The report by Hilary Brown and colleagues is one of the best in a flurry of studies suggesting that serotonin antidepressants taken during pregnancy do not increase risk for autism. Some earlier studies suggested such a risk. But we know that autism occurs at higher rates in families affected by depression, anxiety or obsessive-compulsive disorder – the conditions commonly treated with these medicines. The new study found no difference in autism rates between siblings whose mothers took such a medication during one pregnancy but not the other.

This illustrates the need for exquisite control for differences in study populations when identifying risk factors for autism. The results also offer crucial guidance to expectant mothers who want to balance a medicine’s potential risk to a future child against the known risks of leaving a serious medical condition such as depression untreated.”

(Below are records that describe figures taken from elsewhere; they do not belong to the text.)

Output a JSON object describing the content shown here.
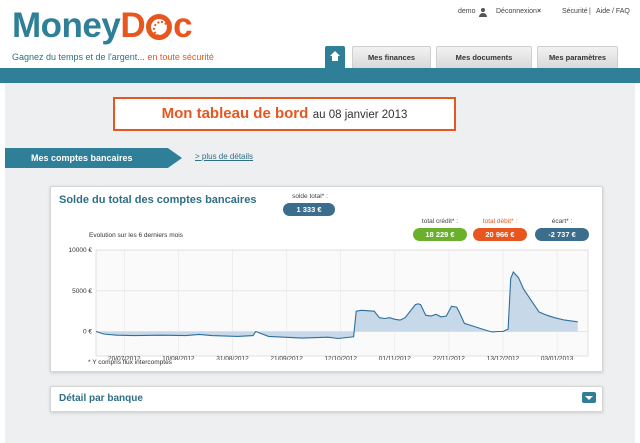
{
  "logo": {
    "part1": "Money",
    "part2": "D",
    "part3": "c"
  },
  "tagline": {
    "main": "Gagnez du temps et de l'argent...",
    "accent": " en toute sécurité"
  },
  "toplinks": {
    "user": "demo",
    "logout": "Déconnexion",
    "logout_icon": "×",
    "security": "Sécurité",
    "separator": "|",
    "help": "Aide / FAQ"
  },
  "nav": {
    "home_icon": "home-icon",
    "tabs": [
      "Mes finances",
      "Mes documents",
      "Mes paramètres"
    ]
  },
  "header": {
    "title": "Mon tableau de bord",
    "subtitle": "au 08 janvier 2013"
  },
  "section": {
    "tab_label": "Mes comptes bancaires",
    "more_link": "> plus de détails"
  },
  "card": {
    "title": "Solde du total des comptes bancaires",
    "total_label": "solde total* :",
    "total_value": "1 333 €",
    "credit_label": "total crédit* :",
    "credit_value": "18 229 €",
    "debit_label": "total débit* :",
    "debit_value": "20 966 €",
    "ecart_label": "écart* :",
    "ecart_value": "-2 737 €",
    "evolution_label": "Evolution sur les 6 derniers mois",
    "footnote": "* Y compris flux intercomptes"
  },
  "chart_data": {
    "type": "area",
    "title": "",
    "xlabel": "",
    "ylabel": "",
    "ylim": [
      -3000,
      10000
    ],
    "yticks": [
      "10000 €",
      "5000 €",
      "0 €"
    ],
    "y_tick_values": [
      10000,
      5000,
      0
    ],
    "xticks": [
      "20/07/2012",
      "10/08/2012",
      "31/08/2012",
      "21/09/2012",
      "12/10/2012",
      "01/11/2012",
      "22/11/2012",
      "13/12/2012",
      "03/01/2013"
    ],
    "x_tick_days": [
      11,
      32,
      53,
      74,
      95,
      116,
      137,
      158,
      179
    ],
    "x_range_days": [
      0,
      191
    ],
    "grid": true,
    "color": "#2e6f9e",
    "x": [
      0,
      3,
      8,
      15,
      25,
      35,
      40,
      45,
      55,
      61,
      62,
      67,
      70,
      80,
      90,
      94,
      100,
      101,
      103,
      108,
      110,
      112,
      114,
      116,
      118,
      120,
      124,
      125,
      126,
      128,
      130,
      132,
      134,
      136,
      138,
      140,
      141,
      143,
      147,
      150,
      153,
      154,
      156,
      158,
      160,
      161,
      162,
      164,
      166,
      169,
      172,
      175,
      178,
      182,
      187
    ],
    "y": [
      0,
      -300,
      -450,
      -500,
      -450,
      -500,
      -350,
      -500,
      -600,
      -500,
      0,
      -600,
      -650,
      -800,
      -700,
      -850,
      -650,
      2500,
      2600,
      2500,
      1700,
      1600,
      1700,
      1500,
      1400,
      1700,
      3300,
      3400,
      3300,
      2000,
      1900,
      2100,
      1800,
      1900,
      3100,
      3000,
      2400,
      1000,
      600,
      300,
      0,
      -50,
      0,
      0,
      300,
      6500,
      7300,
      6600,
      5200,
      3800,
      2400,
      2000,
      1700,
      1400,
      1200
    ]
  },
  "detail": {
    "title": "Détail par banque",
    "expand_icon": "chevron-down-icon"
  }
}
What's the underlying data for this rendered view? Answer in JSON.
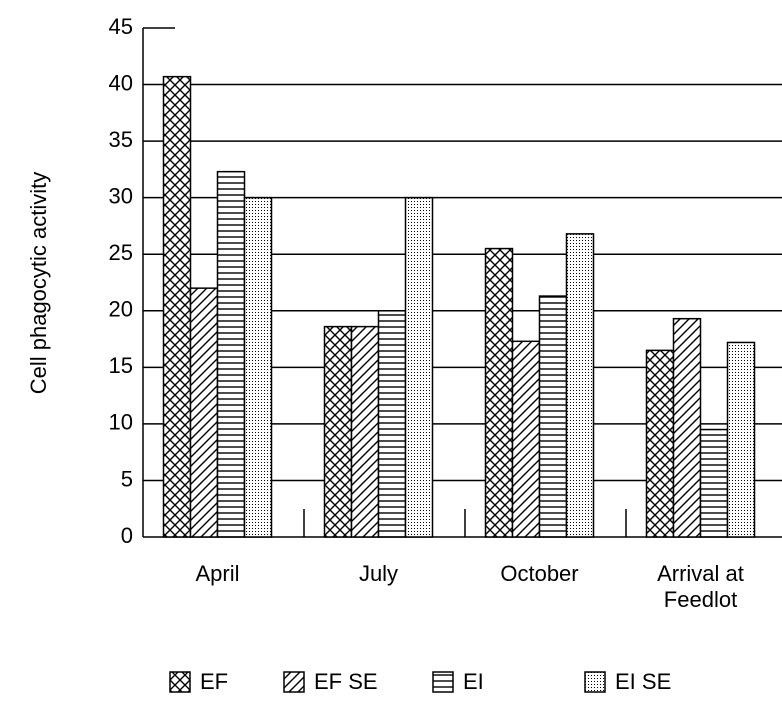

 - Jeremy Veenstra-VanderWeele, M.D., member of the Autism Speaks Medical and Science Advisory Committee and director of Division of Child and Adolescent Psychiatry, Columbia University College of Physicians and Surgeons, in New York City

Functional neuroimaging of high-risk 6-month-old infants predicts a diagnosis of autism at 24 months of age. Emerson RW, Adams C, Nishino T, et al. Sci Transl Med. 2017 Jun 7;9(393). [Autism Speaks research grant 6020]

“Earlier identification of autism is crucial for earlier intervention with its great potential to improve outcomes. To that end, Robert Emerson and colleagues showed that, at 6 months of age, differences in brain activity patterns (e.g. functional brain connections) can predict a later diagnosis of autism. This discovery is consistent with those of previous studies that identified tell-tale differences in anatomical, or structural, brain connections in babies who later developed autism. Together, this body of research reinforces the idea that the brain changes leading to autism begin very early in life.

However, this year’s study involved just 59 infants at high risk for autism (because they were born into families already affected by the condition). It’s important to confirm its results with a larger group of babies. If the findings prove true – and these brain-imaging methods become practical for use outside of research studies – we may gain an important new tool for detecting autism and intervening earlier in babies at high risk for the condition.”

 - Autism Speaks Chief Science Officer Thomas Frazier, Ph.D.